Earns over 200 times multiples based on its initial US$33,000 investment for 70% stake
Deal also lays bare ugly underbelly of the ecosystem - lack of exit options for investors
IT is a jaw-dropping return in terms of multiples and according to one of the veterans of the venture capital scene here, Chok Kwee Bee of Teak Capital, it is probably a record for Malaysia.
Chok was referring to the RM22.4 million (US$7.1 million) that Goldis Bhd is about to receive for its 70% stake in mobile technology enabler Macrokiosk Sdn Bhd.
Goldis is an investment company with private equity investments in Malaysia and China. It focuses on life sciences, water/ waste-water treatment, ICT (Information and Communications Technology) and organic aquaculture. It is also the major substantial shareholder of IGB, a listed property developer in Malaysia.
That US$7.1 million will be forked out by brothers Kenny Goh, Henry Goh and CS Goh, the founders of Macrokiosk in a management buyout (MBO). Now, the amount does not look like a lot of money in absolute terms, but when you consider that Goldis paid RM105,000 (US$33,180) for its stake back in 2002, you see why Chok thinks it is a record in terms of multiples (about 213).
Another leading player in the ecosystem could only mutter “wow” when asked for his comments. Upon composing himself, the angel investor surmised that Goldis would probably have contributed more money to Macrokiosk over the years, perhaps in the form of a shareholders’ loan. “But it is an incredible exit, credit to them,” said the angel investor, who preferred not to be named.
The angel investor was right. Colin Ng, chief investment officer at Goldis, later told Digital News Asia (DNA) that Goldis has invested a total of RM3.5 million (US$1.1 million) into Macrokiosk over the years and, "as per the agreement dated July 8, 2013, there is an inter-company advance [to Macrokiosk] of approximately RM10.4 million (US$3.3 million)," he said. This needs to be repaid too as part of the MBO terms.

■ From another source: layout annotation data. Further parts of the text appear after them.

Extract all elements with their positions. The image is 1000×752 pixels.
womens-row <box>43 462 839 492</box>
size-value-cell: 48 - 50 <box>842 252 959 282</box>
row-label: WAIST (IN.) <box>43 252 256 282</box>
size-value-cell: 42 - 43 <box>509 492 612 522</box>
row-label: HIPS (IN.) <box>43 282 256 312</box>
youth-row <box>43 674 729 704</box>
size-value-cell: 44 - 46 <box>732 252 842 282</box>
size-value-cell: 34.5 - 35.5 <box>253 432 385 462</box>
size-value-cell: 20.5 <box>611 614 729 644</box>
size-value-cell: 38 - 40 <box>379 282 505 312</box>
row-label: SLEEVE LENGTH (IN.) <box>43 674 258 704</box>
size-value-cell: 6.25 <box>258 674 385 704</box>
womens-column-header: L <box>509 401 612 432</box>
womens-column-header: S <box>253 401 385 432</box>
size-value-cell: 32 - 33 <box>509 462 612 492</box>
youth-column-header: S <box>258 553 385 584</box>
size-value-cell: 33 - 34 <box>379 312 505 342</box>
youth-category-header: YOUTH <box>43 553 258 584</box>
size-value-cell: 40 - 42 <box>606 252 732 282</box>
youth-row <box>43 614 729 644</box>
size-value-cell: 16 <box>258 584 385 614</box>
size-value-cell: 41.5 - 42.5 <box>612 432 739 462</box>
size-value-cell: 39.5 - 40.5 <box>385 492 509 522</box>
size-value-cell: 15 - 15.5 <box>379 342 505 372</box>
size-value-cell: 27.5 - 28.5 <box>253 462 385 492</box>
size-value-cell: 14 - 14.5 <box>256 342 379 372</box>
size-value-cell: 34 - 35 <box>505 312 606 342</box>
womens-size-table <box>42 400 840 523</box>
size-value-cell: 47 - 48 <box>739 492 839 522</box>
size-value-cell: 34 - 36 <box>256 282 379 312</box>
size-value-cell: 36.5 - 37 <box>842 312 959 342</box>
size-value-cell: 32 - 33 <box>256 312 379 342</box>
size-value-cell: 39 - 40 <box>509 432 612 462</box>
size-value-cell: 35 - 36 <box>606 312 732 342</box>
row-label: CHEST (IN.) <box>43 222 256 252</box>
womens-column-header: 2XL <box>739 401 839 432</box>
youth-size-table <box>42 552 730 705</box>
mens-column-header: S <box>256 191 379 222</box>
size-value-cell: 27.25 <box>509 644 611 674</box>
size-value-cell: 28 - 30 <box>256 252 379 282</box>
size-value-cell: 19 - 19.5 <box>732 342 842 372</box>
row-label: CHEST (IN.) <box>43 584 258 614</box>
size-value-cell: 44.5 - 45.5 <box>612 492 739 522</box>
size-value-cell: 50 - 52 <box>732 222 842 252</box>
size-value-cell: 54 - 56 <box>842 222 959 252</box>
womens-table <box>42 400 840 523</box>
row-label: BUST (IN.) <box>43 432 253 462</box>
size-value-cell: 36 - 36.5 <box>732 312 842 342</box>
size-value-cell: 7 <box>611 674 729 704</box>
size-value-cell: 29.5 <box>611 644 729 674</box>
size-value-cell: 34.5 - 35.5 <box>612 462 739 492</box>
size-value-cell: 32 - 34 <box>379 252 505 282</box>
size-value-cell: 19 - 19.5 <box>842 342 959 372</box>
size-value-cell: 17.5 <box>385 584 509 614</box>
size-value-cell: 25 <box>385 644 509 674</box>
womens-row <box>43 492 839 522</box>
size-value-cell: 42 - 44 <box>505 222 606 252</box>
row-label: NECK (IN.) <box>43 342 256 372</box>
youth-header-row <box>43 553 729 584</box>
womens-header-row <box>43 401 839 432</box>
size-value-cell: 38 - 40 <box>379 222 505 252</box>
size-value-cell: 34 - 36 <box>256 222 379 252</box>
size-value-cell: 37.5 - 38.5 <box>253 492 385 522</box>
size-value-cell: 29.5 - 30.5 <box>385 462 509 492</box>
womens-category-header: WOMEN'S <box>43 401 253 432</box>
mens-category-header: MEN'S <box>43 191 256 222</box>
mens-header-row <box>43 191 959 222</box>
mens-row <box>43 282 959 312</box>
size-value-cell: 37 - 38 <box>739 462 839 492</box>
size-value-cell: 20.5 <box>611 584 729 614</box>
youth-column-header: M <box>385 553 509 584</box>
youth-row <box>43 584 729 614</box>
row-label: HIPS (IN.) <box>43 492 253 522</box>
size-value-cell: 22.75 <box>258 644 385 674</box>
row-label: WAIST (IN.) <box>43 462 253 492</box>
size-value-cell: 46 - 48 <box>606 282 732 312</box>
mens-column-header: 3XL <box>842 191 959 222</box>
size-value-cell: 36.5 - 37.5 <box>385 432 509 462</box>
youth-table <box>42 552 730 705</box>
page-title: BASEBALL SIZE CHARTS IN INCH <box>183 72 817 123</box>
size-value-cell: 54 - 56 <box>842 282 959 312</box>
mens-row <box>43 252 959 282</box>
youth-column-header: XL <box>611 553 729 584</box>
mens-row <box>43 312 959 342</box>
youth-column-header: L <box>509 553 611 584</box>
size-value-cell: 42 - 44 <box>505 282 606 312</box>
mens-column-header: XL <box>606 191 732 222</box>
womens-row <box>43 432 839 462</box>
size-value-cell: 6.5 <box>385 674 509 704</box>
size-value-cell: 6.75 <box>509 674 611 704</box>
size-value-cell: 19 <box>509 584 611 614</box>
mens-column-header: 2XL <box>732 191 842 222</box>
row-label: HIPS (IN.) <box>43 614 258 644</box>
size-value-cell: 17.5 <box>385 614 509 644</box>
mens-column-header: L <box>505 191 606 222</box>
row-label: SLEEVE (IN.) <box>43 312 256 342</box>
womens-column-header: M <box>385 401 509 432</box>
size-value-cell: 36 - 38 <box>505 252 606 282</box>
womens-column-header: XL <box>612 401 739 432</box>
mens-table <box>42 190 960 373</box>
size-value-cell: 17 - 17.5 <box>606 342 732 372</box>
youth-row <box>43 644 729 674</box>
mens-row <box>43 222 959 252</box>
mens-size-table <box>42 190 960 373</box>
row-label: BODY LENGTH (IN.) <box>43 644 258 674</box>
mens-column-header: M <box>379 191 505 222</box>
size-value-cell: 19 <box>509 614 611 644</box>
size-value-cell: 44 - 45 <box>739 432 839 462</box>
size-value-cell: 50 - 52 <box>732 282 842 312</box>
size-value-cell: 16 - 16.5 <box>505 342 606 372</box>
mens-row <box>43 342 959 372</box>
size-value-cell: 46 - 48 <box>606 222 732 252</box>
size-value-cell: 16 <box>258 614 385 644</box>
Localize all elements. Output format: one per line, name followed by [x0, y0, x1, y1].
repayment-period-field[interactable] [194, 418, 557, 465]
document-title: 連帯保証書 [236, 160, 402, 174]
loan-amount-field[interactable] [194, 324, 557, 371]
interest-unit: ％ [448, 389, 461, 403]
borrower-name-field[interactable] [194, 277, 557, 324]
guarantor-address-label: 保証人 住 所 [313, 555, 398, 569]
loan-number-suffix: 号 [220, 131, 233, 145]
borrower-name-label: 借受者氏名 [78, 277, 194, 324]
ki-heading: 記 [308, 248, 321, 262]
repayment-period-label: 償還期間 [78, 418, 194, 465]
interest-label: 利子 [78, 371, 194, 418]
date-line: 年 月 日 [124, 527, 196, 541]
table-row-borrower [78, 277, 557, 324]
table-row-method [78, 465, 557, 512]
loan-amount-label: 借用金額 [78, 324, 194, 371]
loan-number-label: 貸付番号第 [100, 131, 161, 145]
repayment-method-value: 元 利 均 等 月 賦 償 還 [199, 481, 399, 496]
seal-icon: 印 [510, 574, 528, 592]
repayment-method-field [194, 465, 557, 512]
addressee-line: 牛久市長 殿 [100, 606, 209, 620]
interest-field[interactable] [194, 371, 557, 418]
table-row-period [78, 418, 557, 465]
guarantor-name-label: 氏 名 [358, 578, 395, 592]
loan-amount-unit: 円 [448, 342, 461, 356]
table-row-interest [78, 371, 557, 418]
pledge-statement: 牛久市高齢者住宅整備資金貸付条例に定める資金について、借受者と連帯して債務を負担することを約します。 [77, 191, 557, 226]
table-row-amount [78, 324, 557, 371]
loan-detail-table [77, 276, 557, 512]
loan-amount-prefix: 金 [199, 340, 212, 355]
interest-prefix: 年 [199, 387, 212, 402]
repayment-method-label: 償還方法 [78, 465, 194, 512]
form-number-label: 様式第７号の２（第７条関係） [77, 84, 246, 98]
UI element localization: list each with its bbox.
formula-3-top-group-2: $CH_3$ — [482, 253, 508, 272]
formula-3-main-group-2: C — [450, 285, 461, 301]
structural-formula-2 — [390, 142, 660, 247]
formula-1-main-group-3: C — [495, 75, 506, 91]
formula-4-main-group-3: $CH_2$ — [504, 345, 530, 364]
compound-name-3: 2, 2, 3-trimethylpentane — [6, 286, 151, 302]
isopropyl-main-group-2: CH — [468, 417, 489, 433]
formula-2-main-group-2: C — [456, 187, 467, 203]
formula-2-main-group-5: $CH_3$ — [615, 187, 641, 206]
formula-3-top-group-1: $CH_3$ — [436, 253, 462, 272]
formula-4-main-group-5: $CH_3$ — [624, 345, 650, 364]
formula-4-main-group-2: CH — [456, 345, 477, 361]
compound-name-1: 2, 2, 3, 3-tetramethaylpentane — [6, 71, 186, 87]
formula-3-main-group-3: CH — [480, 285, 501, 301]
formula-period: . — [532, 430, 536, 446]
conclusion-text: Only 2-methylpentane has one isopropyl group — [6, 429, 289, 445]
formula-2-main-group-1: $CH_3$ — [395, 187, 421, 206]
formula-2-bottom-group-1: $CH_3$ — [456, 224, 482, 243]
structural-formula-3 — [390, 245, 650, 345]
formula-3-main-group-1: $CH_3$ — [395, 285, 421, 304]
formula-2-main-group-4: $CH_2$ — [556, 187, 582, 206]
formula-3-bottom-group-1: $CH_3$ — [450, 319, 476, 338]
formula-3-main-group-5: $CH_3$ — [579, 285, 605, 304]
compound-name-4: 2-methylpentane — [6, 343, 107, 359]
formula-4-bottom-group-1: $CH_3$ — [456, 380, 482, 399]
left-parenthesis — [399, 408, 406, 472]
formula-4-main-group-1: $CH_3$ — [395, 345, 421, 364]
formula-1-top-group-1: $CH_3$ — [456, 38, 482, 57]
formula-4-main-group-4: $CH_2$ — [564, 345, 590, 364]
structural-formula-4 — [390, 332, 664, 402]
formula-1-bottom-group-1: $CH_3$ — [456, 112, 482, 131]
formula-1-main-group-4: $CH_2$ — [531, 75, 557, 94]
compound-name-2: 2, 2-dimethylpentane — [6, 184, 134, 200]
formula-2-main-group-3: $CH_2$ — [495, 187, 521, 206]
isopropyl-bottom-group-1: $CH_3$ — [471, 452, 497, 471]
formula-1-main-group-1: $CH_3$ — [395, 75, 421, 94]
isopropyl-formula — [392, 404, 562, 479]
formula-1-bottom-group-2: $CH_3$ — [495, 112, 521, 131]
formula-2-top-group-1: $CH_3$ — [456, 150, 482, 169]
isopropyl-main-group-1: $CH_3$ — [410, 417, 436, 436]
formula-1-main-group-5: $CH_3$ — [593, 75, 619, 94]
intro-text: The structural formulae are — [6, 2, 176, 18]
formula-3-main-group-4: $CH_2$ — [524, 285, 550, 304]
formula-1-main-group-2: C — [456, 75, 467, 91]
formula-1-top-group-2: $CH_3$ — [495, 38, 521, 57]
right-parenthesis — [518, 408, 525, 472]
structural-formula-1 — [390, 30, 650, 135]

While even Patrick Grove, chairman and chief executive officer of investment firm Catcha Group, sees it as positive for the ecosystem, the exit by Goldis exposes the raw underbelly of the Malaysian tech ecosystem – the lack of exit options for investors.
This was one of the key gaps in the ecosystem that entrepreneurs identified during the Silicon Valley Comes to Malaysia (SVC2M) conference in 2011. It has not been closed in the ensuing two years.
Depite this, Grove (pic) chooses to be positive and says it is a great result for Goldis, great for the three brothers, and an even greater result for the ecosystem, adding “showing once again, that investors can make money backing Malaysian technopreneurs.”
However, the question that should be asked is, “Why did it take so long for Goldis to exit” and realistically, “How often can any investor expect a buyout from the founders?”
It was well known that Goldis had been looking for a buyer for its stake but apparently found nobody, or could not come to a price it was agreeable to.
Making this case even more interesting is that Macrokiosk sits squarely in the telco space and yet none of the main players here sought to acquire it.
It is a regional and profitable company too, with a net profit of RM838,000 (US$264,770) in its fiscal year which ended Jan 31, 2011, and a net profit of RM1.46 million (US$461,300) in the year ended Jan 31, 2012.
I wonder if Macrokiosk had been a Singapore company, would SingTel have swallowed them up by now. After all, they are snapping up local and foreign companies in the Internet space which have a mobile element to their product.
Note that this is the second time the Goh brothers made an MBO offer. In 2011 they offered RM15 million (US$4.7 million) but that deal fell through as the conditions precedent had not been fulfilled.
The previous deal, took into consideration a call option, while the 2013 deal offered was a total buyout deal. According to Ng, both are based on five times of EBITDA/Nett Cash Flow, meaning Macrokiosk's EBITDA (Earnings Before Interest, Taxes, Depreciation and Amortisation) has increased.
Now the the Goh brothers will be fully in charge of running the show, one wonders how much more can they do to drive the performance of Macrokiosk.
I once asked Kenny Goh why they sold such a large stake for a low price and he attributes it to the fact that they were young and inexperienced then. He was 24 years old at the time of the deal – the oldest of the three brothers!